Prudential has suspending trading in a number of property funds linked to the M&G property fund, which was suspended this week.
M&G Property Portfolio suspended dealing on 5 December - it has more than £2.5 billion in assets under management, to stem the tide of investor redemptions. Investors will not be able to buy or sell units in the M&G Property Portfolio fund.
Just days before the General Election, the company said “unusually high and sustained outflows” have forced the temporary suspension of the funds, blaming Brexit uncertainty and the UK retail sector’s woes for making it difficult to sell commercial property. The fund invests in 90 commercial properties across the UK including retail parks and offices.
“The suspension will allow the fund managers time to raise cash levels to pay redemptions, whilst ensuring that asset sales are achieved at market prices and investors in the Fund are safeguarded,” M&G said.
Pru said it had been lowering its exposure to UK property since the beginning of the year, and the suspension of its funds does not impact its PruFund Growth, PruFund Cautious, Risk Managed PruFund range or Risk Managed Passive range of funds, none of which invest in M&G Property.
But around 19,700 Pru customers will be affected by the suspension - the Prudential M&G Property Portfolio fund is fully invested in M&G Property Portfolio. Prudential said it would write to investors and advisers to explain why it had taken this action and how it will affect their investment.
Ramping Up Cash Holdings
Property funds have been upping their cash levels this year amid fears over redemptions. A Morningstar investigation found that only one fund in the sector, BMO UK Property, rebates fees to investors when cash reaches certain levels.

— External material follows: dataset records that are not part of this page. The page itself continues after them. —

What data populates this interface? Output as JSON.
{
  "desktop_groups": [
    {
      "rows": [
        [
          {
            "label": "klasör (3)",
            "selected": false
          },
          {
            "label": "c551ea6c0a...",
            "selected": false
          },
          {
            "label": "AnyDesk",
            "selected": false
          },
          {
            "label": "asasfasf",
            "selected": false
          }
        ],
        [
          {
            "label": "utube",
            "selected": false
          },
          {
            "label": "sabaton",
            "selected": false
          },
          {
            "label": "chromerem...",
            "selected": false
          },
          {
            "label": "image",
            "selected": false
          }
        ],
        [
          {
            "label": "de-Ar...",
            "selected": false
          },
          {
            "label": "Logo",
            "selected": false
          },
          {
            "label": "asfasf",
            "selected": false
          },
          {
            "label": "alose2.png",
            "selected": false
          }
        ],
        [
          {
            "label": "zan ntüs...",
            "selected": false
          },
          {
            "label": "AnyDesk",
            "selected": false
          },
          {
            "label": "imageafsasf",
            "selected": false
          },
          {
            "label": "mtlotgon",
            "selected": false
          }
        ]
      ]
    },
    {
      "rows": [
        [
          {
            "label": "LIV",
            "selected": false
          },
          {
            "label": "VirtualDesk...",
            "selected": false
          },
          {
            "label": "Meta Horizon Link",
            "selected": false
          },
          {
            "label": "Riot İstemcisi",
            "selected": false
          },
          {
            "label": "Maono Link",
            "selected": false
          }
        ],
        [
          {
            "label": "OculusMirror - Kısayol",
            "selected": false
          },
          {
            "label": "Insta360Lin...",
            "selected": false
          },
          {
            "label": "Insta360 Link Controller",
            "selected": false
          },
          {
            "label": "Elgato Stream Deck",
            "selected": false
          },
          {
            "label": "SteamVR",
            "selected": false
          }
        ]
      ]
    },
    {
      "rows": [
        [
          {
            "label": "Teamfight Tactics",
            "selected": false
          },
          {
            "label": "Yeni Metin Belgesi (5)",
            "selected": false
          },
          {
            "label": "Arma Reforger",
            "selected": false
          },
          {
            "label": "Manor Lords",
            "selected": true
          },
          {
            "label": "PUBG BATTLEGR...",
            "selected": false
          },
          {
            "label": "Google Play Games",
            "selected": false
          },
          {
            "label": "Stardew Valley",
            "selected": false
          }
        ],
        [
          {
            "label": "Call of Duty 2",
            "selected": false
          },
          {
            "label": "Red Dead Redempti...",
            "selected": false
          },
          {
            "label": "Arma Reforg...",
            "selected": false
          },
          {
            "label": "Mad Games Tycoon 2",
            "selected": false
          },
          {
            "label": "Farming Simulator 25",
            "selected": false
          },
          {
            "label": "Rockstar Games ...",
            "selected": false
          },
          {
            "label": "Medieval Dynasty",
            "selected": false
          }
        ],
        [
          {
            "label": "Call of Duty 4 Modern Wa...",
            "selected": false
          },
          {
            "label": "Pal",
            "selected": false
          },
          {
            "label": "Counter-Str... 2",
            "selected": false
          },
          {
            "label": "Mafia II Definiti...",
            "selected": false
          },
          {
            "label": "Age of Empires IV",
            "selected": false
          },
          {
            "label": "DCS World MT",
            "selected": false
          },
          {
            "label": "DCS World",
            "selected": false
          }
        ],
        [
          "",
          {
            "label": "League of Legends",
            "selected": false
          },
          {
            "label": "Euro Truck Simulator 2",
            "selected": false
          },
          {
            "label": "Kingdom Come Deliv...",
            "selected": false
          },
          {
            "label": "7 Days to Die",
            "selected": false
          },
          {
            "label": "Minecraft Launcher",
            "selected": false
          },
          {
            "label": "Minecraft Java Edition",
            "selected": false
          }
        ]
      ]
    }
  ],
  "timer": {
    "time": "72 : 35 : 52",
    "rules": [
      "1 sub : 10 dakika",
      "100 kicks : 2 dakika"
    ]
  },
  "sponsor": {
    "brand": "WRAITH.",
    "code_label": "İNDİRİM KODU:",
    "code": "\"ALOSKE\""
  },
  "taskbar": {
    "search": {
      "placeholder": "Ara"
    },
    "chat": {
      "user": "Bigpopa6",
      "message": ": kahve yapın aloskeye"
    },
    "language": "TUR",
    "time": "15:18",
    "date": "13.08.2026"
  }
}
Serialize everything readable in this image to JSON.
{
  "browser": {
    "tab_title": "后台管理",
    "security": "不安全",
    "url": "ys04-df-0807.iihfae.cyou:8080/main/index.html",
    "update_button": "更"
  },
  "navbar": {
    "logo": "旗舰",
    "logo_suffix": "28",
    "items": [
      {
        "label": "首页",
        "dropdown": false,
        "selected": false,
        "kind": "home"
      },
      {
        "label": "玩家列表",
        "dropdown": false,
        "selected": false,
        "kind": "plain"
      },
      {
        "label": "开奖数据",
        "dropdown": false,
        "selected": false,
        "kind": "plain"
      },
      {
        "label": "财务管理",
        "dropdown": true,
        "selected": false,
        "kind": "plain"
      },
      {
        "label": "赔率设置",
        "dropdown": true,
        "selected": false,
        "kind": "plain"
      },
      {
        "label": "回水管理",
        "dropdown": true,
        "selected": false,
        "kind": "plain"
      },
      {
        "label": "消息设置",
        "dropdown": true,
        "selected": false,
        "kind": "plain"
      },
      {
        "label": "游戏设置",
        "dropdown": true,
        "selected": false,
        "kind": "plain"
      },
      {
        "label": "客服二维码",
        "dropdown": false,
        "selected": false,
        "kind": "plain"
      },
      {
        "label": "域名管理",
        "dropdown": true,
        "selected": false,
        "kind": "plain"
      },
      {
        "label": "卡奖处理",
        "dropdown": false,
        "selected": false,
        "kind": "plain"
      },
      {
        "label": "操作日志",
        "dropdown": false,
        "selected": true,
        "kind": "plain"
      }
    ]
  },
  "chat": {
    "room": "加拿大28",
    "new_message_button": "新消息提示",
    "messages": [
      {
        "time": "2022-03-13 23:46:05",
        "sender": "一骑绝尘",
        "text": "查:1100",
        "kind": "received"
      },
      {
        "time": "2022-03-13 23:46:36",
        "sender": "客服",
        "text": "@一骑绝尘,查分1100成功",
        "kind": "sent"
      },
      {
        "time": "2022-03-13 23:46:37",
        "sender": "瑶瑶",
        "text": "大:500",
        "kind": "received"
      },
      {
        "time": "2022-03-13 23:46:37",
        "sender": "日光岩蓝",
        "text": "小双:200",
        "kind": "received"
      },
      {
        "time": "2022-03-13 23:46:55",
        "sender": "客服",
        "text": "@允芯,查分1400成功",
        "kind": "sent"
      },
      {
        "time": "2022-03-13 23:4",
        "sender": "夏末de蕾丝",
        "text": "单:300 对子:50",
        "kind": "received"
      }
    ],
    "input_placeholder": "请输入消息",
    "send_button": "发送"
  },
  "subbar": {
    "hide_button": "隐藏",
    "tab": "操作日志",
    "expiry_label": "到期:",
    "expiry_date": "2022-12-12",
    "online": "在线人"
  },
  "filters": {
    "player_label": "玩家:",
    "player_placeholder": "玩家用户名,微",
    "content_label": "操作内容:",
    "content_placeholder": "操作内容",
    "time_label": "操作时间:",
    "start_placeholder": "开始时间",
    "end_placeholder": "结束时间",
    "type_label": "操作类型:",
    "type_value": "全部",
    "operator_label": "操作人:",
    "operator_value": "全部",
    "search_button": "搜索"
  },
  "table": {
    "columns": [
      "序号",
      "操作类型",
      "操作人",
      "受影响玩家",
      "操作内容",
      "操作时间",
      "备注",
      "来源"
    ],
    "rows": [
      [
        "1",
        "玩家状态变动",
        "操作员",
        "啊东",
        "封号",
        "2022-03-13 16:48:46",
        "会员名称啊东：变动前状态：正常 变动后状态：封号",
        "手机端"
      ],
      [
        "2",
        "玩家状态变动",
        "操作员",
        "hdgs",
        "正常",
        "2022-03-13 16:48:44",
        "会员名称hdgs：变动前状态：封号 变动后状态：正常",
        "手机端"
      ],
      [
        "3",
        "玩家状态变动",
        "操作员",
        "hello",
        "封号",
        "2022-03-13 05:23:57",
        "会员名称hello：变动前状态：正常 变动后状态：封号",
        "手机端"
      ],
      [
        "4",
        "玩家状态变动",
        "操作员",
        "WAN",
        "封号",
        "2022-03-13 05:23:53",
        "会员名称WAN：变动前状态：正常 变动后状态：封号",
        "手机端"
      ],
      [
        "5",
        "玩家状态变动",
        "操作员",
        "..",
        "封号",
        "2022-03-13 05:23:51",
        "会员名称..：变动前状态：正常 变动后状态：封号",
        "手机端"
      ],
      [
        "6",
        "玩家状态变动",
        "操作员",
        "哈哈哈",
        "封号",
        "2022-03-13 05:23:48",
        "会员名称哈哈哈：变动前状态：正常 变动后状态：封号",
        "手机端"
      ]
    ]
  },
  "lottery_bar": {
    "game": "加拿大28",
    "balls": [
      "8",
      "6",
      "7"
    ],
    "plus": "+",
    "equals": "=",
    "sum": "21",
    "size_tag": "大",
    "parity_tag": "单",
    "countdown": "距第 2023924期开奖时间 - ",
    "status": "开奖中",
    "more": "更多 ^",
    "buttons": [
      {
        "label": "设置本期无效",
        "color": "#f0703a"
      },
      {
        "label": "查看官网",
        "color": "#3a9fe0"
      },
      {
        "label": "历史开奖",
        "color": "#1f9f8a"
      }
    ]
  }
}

Cash levels in the M&G Property fund are among the lowest in the sector at just above 10% - not far from its upper limit of 12.5% for cash holdings. While ongoing charges are among the lowest in the Investment Association UK Direct Property sector, its has been the worst performing fund in the sector year to date, down 7%.
Jonathan Miller, head of fund research at Morningstar says: "While bricks and mortar property acts as a portfolio diversifier that also provides an income, we’ve continually flagged there’s a mismatch between its illiquid structure and a daily dealing fund.
"There hasn’t been enough of a buffer here, nor the ability to swiftly sell assets to meet redemptions. Even though M&G is waiving part of the management fee during the suspension period, we can’t be far away from the regulator stepping in regarding issues in this space."
M&G will waive 30% of its annual charge while the fund is suspended to reflect the fact that investors will not be able to access their money. The suspension will be monitored daily and reviewed every 28 days. M&G said the fund will re-open “as soon as liquidity levels have been sufficiently rebuilt”.
Adrian Lowcock, head of personal investing at Willis Owen says the fee waiver is an appropriate gesture but adds: "Of course this will, once again, raise the question of whether illiquid assets should be held in an open-ended structure. The open-ended structure simply does not work if the investors in it do not share the same long-term perspective. This should serve as a reminder to investors to only consider open-ended property funds if they are unlikely to need access to their money quickly.”
The abrupt suspension of the fund comes as the Woodford debacle is fresh in investors’ minds as its authorised corporate director Link Fund Solutions revealed a plan for the future of the Income Focus should be finalised by the end of the month.